Ci-dessous : des textes de Françoise Naudillon, Ginette Adamson, Joël Des Rosiers, Gérald Bloncourt, Marlène Rigaud Apollon et Thomas C. Spear, composés et offerts à Île en île au moment de la disparition de Jean Métellus.

 

Jean Métellus, l’homme-univers

Jean était grand, très grand. Physiquement, il en imposait. Il avait une voix grave. Il parlait peu mais quand il le faisait, tout s’arrêtait. Nous l’écoutions sachant qu’il nous faisait une grâce. La grâce des mots. Jean riait peu, mais il souriait. Cela commençait par un petit pétillement, dans le coin des yeux, ses yeux en amande qui lentement plissaient et le tout se répandait jusqu’aux lèvres. Et nous étions contents d’avoir pu faire réagir ce géant dont on devinait peut-être qu’il était timide, qu’il était attentif à tout et à tous et que s’il était si souvent silencieux, c’est que la parole et les mots sont trop précieux pour être gaspillés.

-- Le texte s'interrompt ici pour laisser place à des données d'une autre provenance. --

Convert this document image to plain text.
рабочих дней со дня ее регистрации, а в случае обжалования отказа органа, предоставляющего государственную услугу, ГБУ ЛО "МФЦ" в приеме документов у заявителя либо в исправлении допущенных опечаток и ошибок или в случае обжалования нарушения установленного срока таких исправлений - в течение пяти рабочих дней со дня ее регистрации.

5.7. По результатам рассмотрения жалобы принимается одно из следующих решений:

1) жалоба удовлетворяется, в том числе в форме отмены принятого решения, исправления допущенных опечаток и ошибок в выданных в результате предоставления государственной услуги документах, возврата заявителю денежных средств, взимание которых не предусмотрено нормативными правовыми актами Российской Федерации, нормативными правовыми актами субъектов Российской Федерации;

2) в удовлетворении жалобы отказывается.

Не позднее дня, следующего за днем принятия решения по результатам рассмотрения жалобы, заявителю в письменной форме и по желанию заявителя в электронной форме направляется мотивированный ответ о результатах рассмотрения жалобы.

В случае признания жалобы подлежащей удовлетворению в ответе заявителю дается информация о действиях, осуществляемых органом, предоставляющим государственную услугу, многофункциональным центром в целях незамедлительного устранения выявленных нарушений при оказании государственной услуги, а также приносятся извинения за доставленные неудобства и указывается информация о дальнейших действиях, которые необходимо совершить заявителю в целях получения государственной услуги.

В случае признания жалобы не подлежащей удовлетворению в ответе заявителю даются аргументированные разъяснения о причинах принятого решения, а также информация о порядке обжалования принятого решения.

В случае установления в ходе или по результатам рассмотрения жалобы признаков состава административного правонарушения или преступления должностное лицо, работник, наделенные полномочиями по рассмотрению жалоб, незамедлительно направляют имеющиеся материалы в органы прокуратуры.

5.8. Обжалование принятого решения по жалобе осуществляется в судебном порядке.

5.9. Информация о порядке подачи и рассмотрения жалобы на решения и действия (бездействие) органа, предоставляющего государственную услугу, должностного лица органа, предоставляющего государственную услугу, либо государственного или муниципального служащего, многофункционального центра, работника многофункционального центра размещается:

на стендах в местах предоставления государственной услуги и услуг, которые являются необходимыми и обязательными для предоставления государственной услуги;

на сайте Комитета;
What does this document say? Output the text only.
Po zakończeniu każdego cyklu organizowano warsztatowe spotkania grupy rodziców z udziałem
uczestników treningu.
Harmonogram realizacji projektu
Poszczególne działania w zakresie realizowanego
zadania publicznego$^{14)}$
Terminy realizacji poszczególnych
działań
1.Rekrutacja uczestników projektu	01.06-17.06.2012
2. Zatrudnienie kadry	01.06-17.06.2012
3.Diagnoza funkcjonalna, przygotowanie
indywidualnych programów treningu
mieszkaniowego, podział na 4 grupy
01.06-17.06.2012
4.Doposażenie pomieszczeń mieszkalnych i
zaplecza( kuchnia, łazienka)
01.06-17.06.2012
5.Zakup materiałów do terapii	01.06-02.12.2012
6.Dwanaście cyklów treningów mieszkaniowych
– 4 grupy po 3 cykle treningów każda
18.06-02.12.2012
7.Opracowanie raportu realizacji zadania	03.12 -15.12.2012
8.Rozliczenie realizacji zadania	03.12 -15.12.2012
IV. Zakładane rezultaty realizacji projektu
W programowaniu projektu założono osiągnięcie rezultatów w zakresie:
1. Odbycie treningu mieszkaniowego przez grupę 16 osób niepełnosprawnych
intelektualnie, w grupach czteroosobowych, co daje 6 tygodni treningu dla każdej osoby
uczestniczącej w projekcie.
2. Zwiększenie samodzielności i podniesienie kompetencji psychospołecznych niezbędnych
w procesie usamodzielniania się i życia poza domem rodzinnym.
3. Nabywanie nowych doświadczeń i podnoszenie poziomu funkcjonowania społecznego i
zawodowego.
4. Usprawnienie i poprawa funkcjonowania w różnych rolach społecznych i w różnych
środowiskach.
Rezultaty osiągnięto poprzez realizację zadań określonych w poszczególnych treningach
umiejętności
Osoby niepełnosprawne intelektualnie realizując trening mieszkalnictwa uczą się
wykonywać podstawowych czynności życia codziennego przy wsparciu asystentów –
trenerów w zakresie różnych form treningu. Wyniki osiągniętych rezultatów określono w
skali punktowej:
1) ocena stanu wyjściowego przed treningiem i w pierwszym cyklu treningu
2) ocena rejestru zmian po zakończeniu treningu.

Si Jean se taisait, c’est qu’il pensait. Une pensée mangrove, une pensée univers, une pensée monde. Une pensée du langage dans sa dimension artistique : roman, poésie, théâtre ; une visée du langage dans sa dimension fonctionnelle : autisme, bégaiement, aphasie. Un tel homme sait comme nul autre le poids des mots, celui des mots écrits, celui des mots parlés, le poids des mots noirs sur la page blanche, les mots proférés, les mots priés, les mots contés, le mots récités, les mots expulsés, les mots rêvés, les mots chantés, les mots étouffés…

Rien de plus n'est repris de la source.